Table 5 Solution robustness of the UFRLM-LP on Hodgson instances with \(R=4\)
Table 6 Solution robustness of the UFRLM-LP on Hodgson instances with \(R=8\)
Table 7 Solution robustness of the UFRLM-LP on Hodgson instances with \(R=12\)

6 Conclusions and future work

Under the impact of station failures, the design of reliable alternative-fuel station network becomes more difficult and challenging. However, this issue has not received an appropriate attention by researchers. In the paper, we propose for the first time an MINLP model to support the design of such the alternative-fuel station network. This model optimally locates the unreliable refuelling stations to maximise the total expected traffic volume served, assuming that multiple stations can simultaneously fail and that disrupted traffic flows can then be served through remaining operational stations. We apply the linearisation techniques, i.e., probability chains and piecewise-linear functions, to linearise the compound probability terms in the MINLP model to solve this problem efficiently. We also propose a Tabu search algorithm, integrated with a parallel computing strategy and an intelligent procedure for saving computation time of re-evaluating the objective function values, in order to solve the large-size instances. In addition, an extension of the MINLP model is developed to deal with reliable multi-period alternative-fuel station network design where the future network development is unknown or implicit. Computational results show the efficiency and effectiveness of the proposed models and algorithm for solving the large-size instances. Our model can produce more reliable alternative-fuel station network under risk of station failures than the standard location model. Moreover, a sensitivity analysis was carried out to achieve a preliminary understanding of how variability in the probability of station failures affects solution robustness.

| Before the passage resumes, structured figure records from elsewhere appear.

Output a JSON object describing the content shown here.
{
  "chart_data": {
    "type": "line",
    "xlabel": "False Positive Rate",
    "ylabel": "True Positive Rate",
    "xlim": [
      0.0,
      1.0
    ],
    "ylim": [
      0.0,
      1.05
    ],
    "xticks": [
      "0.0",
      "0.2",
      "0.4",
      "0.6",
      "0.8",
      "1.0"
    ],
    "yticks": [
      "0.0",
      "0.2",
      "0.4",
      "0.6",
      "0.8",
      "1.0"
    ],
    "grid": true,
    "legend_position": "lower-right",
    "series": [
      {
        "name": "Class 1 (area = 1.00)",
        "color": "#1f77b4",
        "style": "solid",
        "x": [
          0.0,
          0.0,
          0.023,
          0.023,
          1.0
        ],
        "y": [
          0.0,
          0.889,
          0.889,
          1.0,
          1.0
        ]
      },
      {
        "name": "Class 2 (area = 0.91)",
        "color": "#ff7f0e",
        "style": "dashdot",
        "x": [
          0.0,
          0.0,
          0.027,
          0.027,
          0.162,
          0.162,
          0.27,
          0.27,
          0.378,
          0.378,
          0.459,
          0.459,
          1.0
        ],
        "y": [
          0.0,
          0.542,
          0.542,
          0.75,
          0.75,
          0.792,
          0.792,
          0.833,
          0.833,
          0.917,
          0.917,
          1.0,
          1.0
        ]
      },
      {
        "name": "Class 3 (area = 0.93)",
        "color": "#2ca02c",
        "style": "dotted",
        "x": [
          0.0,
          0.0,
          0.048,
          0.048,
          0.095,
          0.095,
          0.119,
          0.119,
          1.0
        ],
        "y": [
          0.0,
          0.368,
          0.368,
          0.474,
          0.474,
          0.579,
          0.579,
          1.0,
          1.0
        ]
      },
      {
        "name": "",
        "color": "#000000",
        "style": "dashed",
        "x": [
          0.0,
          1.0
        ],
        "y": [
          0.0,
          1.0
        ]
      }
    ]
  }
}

In this study, we focus on the impact of station failures on alternative-fuel station network design under the assumption that driver’s behaviour is presumed not to change under scenarios of station failure. Hence, a study for investigating the impact of arc failures (i.e., road failures) and/or modelling driver’s behaviours on this network design may be an interesting future work. In addition, it is important to determine a theoretical bound for the optimal solution of the alternative-fuel station location problem under impact of station failures so that the evaluation of solution quality obtained by the linearised model and Tabu search algorithm is more appropriate. From the successful results obtained, possible future works are to develop the similar models for solving the variants of the alternative-fuel station location problem under impact of station failures, for example, the capacitated FRLM (Upchurch et al. 2009), the FRLM with deviation(Kim and Kuby 2012, 2013), and the budget-constrained FRLM (Badri-Koohi and Tavakkoli-Moghaddam 2012; MirHassani and Ebrazi 2013). We could extend the model to solve the multi-objective FRLM (Wang and Wang 2010) with station failure probabilities as well.